Ana de Armas erobert mit Ballerina endgültig Hollywood
Sie kommt aus Kuba, lebt in Hollywood – und erobert jetzt auch die österreichischen Kinos: Ana de Armas ist mit dem Action‑Hit „Ballerina“ das Gesprächsthema in der Filmwelt. In den USA lief der Streifen bereits im Juni 2025 an, räumte an den Kinokassen ab und machte die 36‑Jährige endgültig zur Action-Ikone aus der Welt von „John Wick“.*
Wer ist Ana de Armas überhaupt?
Ana Celia de Armas Caso, so ihr voller Name, wurde 1988 in Havanna auf Kuba geboren. Mit nur 18 Jahren zog sie nach Spanien, später weiter nach Los Angeles. Dort kämpfte sie sich mit kleinen Rollen Schritt für Schritt nach oben – bis Hollywood sie nicht mehr übersehen konnte.
Bekannt wurde sie vor allem durch:
- „Knives Out – Mord ist Familiensache“ – hier spielte sie die sympathische Pflegerin Marta und stahl einem Starensemble die Show.
- „James Bond: No Time To Die“ – als Agentin Paloma legte sie in wenigen Minuten Screen‑Time eine der coolsten Bond‑Auftritte der letzten Jahre hin.
- „Blonde“ – für ihre intensive Marilyn‑Monroe‑Verkörperung erhielt sie eine Oscar‑Nominierung als beste Hauptdarstellerin.
Aus der Schauspielschülerin von einer kubanischen Insel wurde so eine der gefragtesten Frauen Hollywoods – und genau diese Geschichte macht sie für viele Fans in Österreich so spannend.

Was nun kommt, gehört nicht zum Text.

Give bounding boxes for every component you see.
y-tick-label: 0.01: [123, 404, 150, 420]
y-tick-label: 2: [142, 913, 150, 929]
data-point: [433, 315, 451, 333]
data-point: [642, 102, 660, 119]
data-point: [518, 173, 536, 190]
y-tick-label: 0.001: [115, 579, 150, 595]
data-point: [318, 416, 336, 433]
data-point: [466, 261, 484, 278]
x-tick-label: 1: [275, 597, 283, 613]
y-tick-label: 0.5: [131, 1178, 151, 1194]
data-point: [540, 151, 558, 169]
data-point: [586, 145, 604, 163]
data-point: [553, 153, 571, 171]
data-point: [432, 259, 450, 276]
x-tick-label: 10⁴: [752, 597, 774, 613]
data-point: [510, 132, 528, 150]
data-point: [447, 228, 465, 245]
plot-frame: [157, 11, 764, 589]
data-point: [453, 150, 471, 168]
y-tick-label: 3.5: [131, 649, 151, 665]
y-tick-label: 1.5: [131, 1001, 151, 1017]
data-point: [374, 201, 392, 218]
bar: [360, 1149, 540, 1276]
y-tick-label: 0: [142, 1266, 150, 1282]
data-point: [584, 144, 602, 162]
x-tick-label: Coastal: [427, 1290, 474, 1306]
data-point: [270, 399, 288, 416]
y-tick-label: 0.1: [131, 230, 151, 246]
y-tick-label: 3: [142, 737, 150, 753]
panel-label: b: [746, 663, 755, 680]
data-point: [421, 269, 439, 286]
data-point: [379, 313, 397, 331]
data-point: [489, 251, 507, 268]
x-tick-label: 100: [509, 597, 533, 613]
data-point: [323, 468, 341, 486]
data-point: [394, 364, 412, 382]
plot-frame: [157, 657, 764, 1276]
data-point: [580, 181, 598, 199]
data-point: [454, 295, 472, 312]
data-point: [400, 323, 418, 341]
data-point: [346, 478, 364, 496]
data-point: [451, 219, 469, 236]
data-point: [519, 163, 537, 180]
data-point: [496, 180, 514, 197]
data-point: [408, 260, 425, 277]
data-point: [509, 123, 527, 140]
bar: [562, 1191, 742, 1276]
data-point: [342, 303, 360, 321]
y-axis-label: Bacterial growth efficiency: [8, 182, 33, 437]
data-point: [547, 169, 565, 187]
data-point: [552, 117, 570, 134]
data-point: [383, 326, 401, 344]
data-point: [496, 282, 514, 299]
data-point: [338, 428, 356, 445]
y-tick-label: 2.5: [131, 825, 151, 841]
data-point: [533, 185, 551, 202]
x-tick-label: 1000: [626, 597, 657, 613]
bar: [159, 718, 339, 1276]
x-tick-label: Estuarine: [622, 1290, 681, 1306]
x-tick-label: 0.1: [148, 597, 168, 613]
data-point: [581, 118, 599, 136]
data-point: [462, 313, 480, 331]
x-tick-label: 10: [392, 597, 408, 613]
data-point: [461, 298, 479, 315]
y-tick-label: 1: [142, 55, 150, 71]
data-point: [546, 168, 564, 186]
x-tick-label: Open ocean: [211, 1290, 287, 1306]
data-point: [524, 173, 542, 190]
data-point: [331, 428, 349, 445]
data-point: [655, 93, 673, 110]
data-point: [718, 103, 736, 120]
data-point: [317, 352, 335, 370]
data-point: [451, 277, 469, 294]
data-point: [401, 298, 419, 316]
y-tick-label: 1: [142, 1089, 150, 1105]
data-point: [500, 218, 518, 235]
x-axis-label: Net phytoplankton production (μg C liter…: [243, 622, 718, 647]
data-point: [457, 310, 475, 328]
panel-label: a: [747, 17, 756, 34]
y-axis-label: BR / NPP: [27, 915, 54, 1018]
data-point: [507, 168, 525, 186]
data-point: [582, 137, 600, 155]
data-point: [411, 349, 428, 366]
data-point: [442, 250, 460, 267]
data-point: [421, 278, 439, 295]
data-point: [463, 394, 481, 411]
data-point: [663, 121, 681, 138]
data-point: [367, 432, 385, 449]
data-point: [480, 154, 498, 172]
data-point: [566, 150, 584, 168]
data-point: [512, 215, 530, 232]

Der große Durchbruch im Action-Genre: „Ballerina“
Mit „Ballerina“ hat Ana de Armas einen Volltreffer gelandet. Der Film spielt im selben Universum wie die „John Wick“-Reihe, wurde von Lionsgate produziert und kam im Sommer 2025 in die Kinos.*
Worum geht es? Ohne zu viel zu verraten:
- Ana de Armas spielt die Killerin Eve, eine scheinbar zerbrechliche Tänzerin mit tödlicher Ausbildung.
- Als ihre Familie brutal ermordet wird, startet sie einen kompromisslosen Rachefeldzug.
- Auf ihrem Weg kreuzt sie den Pfad von John Wick (Keanu Reeves), altbekannten Figuren aus der Reihe – und vielen neuen Gegnern.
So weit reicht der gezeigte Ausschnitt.